Statutory FrameworkA. The National Environmental Policy Act
NEPA requires federal agencies to file an environmental impact statement (“EIS”) before undertaking “major Federal actions significantly affecting the quality of the human environment.” 42 U.S.C. § 4332(2)(C). The EIS is to include:
a detailed statement by the responsible official on-
(i) the environmental impact of the proposed action,
(ii) any adverse environmental effects which cannot be avoided should the proposal be implemented,
(iii) alternatives to the proposed action,
(iv) the relationship between short-term uses of man's environment and the maintenance and enhancement of long-term productivity, and
(v) any irreversible and irretrievable commitments of resources which would be involved in the proposed action should it be implemented.
Id. The regulations of the Council on Environmental Quality (“CEQ”) require the agency to prepare a supplemental EIS whenever “significant new circumstances or information relevant to environmental concerns and bearing on the proposed action or its impacts” arise. 40 C.F.R. § 1502.9(c)(1)(ii).
B. Alaska National Interest Lands Conservation Act
According to ANILCA's policy statement, public lands in Alaska are to be used so as to “cause the least adverse impact possible on rural residents who depend upon subsistence uses of the resources of such lands.” 16 U.S.C. § 3112(1). Passed in 1980, ANILCA provides that in “determining whether to withdraw, reserve, lease or otherwise permit the use, occupancy, or disposition of public lands under any provision of law authorizing such actions,” the agency shall “evaluate the effect of such use,” taking into account the “availability of other lands for the purposes sought to be achieved, and other alternatives which would reduce or eliminate the use, occupancy, or disposition of public lands needed for subsistence purposes.” 16 U.S.C. § 3120(a).
Where the use would “significantly restrict subsistence uses,” the agency must also follow notice and hearing procedures and determine whether “such a significant restriction of subsistence uses is necessary, consistent with sound management principles for the utilization of public lands.” See 16 U.S.C. § 3120(a)(1)-(3).

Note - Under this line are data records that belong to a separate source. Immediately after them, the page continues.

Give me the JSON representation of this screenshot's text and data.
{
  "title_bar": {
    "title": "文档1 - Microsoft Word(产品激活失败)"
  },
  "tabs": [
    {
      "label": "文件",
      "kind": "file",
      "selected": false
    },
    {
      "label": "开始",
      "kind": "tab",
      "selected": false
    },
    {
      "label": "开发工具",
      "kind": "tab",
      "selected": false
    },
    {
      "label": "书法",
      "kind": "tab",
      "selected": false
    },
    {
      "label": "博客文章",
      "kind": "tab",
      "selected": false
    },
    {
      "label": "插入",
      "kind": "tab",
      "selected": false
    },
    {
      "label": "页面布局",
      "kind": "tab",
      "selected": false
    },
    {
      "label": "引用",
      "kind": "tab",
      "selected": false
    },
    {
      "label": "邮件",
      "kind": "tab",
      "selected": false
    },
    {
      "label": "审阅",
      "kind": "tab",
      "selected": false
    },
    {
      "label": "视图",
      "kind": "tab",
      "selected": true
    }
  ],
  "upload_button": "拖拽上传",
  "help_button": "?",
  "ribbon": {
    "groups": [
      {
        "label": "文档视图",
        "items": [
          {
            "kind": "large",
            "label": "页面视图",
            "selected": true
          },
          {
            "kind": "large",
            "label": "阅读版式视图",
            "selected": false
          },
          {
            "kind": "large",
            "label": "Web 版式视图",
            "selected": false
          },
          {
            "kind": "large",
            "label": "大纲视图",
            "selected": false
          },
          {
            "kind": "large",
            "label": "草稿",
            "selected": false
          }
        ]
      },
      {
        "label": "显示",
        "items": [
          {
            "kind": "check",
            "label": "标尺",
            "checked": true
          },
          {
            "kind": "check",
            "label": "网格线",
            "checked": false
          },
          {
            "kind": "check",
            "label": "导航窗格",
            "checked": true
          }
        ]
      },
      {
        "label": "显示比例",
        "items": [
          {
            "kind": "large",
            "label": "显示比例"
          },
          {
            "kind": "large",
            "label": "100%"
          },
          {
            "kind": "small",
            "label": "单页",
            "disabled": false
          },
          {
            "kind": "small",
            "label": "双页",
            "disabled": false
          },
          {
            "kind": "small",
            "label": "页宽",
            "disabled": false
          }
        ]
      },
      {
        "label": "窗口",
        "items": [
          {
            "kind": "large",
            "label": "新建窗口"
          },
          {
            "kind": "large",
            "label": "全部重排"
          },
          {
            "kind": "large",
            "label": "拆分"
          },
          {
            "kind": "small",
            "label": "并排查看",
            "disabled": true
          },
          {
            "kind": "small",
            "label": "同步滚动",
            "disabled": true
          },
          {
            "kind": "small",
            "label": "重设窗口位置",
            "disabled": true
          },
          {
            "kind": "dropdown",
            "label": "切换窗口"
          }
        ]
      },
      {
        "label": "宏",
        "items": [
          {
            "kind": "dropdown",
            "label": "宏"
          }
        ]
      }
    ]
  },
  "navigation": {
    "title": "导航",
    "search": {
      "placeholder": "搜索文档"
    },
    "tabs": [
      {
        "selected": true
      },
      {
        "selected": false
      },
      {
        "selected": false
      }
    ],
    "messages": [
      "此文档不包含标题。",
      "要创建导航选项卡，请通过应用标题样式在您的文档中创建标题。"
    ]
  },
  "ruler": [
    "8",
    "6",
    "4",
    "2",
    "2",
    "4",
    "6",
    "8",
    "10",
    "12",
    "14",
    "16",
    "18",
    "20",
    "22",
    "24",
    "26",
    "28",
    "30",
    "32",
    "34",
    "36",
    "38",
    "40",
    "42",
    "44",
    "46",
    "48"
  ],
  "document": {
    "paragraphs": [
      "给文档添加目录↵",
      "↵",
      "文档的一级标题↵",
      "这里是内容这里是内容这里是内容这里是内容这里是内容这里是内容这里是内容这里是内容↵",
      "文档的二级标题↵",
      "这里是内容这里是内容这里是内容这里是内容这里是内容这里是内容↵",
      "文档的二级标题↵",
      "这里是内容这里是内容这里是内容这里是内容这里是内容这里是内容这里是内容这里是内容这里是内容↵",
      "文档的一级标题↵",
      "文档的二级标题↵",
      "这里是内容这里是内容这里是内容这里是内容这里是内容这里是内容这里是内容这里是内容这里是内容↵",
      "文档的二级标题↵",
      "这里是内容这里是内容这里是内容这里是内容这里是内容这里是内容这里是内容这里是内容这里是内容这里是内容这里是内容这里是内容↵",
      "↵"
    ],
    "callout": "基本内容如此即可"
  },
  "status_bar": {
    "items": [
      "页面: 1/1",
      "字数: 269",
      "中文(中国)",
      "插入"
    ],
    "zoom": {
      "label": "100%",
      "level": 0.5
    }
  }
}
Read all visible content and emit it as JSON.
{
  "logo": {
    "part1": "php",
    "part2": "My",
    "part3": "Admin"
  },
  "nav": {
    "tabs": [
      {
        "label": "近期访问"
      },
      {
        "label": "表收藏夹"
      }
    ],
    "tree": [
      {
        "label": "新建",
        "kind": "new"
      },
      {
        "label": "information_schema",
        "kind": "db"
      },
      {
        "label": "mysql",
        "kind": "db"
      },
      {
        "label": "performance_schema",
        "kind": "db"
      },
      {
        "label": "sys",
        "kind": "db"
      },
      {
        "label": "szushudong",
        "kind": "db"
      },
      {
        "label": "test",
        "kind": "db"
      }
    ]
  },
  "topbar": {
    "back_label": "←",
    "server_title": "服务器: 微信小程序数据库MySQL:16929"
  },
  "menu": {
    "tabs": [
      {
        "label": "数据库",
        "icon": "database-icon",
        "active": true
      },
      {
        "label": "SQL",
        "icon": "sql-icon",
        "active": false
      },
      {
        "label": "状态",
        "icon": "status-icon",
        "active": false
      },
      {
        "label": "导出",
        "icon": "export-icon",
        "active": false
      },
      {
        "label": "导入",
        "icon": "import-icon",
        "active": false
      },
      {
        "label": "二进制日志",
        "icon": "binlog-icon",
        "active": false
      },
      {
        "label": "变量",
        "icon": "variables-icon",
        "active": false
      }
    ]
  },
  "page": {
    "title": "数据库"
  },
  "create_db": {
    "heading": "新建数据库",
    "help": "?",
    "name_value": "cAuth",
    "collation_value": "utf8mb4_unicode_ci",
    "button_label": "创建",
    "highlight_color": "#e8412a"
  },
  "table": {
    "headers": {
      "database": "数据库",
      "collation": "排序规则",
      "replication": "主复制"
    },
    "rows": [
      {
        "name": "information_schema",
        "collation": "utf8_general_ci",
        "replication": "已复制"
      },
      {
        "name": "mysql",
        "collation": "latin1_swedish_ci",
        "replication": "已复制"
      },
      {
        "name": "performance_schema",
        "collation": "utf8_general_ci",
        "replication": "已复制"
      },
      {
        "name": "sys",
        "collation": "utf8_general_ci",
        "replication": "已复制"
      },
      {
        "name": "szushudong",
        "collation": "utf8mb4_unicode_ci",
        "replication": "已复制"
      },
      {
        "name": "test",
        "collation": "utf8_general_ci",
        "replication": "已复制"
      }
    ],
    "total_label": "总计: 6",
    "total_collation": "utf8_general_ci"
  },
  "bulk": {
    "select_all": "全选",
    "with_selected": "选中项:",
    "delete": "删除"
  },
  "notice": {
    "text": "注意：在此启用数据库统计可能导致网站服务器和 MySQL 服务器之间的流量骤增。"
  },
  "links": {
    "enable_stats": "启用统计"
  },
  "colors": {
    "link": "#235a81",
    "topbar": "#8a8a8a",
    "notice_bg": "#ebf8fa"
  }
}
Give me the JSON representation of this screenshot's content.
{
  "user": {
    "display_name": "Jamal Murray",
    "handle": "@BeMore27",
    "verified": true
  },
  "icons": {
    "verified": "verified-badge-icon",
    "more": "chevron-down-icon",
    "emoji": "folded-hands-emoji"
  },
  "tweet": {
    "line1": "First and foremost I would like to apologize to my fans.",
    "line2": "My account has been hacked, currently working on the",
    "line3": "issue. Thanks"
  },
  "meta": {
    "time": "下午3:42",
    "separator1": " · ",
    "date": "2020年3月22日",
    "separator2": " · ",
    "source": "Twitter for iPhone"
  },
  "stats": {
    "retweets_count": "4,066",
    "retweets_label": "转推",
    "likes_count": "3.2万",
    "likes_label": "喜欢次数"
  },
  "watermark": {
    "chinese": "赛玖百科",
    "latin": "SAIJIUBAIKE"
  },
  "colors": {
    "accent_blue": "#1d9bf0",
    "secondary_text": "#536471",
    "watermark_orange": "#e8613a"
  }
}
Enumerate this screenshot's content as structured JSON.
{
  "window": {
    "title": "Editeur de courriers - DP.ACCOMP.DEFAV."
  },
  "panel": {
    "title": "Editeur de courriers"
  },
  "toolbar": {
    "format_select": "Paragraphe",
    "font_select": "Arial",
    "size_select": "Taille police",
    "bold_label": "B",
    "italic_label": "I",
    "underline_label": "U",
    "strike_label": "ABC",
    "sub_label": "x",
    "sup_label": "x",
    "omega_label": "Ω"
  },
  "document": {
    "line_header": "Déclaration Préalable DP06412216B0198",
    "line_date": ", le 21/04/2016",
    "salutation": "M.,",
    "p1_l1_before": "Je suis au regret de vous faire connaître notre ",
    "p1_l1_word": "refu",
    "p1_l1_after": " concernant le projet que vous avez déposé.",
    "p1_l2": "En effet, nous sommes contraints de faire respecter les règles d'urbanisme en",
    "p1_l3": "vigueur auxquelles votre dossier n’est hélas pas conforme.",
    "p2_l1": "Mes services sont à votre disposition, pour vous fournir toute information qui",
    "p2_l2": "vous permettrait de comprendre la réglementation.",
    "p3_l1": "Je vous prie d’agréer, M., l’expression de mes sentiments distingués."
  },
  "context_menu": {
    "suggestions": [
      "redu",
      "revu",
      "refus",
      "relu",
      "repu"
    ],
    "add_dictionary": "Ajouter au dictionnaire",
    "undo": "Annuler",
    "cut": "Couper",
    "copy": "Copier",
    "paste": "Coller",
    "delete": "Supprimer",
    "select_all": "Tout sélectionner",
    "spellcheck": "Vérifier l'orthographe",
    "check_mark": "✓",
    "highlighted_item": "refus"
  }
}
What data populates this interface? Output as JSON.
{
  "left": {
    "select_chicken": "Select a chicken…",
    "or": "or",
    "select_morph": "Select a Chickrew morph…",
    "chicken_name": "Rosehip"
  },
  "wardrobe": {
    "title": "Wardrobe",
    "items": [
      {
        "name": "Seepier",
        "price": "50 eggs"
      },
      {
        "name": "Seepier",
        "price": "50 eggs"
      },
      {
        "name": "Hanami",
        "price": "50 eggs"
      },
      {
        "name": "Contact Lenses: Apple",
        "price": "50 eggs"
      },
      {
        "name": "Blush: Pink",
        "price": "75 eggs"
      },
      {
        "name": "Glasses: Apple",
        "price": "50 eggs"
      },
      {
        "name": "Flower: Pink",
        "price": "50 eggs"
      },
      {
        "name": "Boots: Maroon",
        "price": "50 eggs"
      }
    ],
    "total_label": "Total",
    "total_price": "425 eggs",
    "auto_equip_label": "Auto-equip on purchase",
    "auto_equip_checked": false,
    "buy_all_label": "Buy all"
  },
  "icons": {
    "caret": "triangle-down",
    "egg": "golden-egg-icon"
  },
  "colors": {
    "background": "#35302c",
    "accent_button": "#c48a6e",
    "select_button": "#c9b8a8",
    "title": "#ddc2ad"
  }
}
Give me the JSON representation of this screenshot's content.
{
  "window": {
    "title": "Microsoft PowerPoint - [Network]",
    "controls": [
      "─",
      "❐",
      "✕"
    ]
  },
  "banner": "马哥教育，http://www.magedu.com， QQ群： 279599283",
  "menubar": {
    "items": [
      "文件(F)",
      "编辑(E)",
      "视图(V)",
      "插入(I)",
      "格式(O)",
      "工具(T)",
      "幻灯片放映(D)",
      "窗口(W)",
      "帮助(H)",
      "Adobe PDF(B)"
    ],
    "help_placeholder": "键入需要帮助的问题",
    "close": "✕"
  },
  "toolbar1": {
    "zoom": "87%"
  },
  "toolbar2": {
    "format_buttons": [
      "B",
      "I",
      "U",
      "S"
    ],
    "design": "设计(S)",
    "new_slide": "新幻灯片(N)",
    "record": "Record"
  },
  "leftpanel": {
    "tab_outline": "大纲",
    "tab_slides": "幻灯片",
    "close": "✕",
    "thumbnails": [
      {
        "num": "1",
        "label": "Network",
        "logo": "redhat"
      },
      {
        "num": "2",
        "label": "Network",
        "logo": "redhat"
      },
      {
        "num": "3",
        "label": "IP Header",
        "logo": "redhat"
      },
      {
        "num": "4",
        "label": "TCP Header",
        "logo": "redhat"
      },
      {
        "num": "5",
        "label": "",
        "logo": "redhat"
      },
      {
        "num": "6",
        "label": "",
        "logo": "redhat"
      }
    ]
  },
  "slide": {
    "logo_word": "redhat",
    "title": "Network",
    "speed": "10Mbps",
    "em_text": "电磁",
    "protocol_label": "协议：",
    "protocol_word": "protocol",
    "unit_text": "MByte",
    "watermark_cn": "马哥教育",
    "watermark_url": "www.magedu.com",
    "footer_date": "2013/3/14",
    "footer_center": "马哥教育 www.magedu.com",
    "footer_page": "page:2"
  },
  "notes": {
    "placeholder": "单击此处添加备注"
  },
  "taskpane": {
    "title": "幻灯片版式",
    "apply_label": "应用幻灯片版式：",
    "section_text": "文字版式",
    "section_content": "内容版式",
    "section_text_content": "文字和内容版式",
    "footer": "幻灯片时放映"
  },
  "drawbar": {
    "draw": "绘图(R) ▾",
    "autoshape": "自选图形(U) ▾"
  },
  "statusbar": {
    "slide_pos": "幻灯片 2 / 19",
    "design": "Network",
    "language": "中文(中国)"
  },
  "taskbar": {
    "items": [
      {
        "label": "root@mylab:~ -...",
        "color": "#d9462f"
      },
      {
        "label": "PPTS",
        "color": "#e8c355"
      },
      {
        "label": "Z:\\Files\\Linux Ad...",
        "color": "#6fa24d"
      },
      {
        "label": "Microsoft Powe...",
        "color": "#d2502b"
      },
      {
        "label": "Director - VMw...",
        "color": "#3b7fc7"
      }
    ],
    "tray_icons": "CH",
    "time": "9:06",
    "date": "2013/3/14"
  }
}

In 1990, Congress enacted the Tongass Timber Reforms Act (“TTRA”), defined, inter alia, as an act to amend ANILCA, modify the existing 50-year timber contracts, and protect certain lands and riparian habitats in the Tongass National Forest. See Pub.L. No. 101-626, 104 Stat. 4426. TTRA section 101 amends ANILCA's mandate to supply 4.5 billion board feet of timber from the Tongass National Forest. Rather than requiring the Forest Service to meet a fixed supply level, the statute now directs the Forest Service to “seek” to meet the annual market demand for timber, “[s]ubject to appropriations, other applicable law, and the requirements of the National Forest Management Act of 1976,” and “to the extent consistent with providing for the multiple use and sustained yield of all renewable forest resources.” 16 U.S.C. § 539d(a). TTRA section 301(c)(2) placed a proportional harvest constraint on old-growth timber in the APC and KPC 50-year contracts. 104 Stat. 4430 (1990).
Facts & Procedural History
This dispute arises in the wake of the Forest Service's cancellation of its 50-year timber sales contract with APC. While federal law now prohibits timber sales contracts of over ten years' duration, 16 U.S.C. § 472a, the contract with APC was among several long-term contracts initiated in the 1950's, of which only one is still in effect. That contract, with Ketchikan Pulp Company (“KPC”), will expire in 2004. The APC contract, set to expire in 2011, was cancelled by the Forest Service in April 1994 after APC closed its pulp mill in Sitka, laying off 400 workers.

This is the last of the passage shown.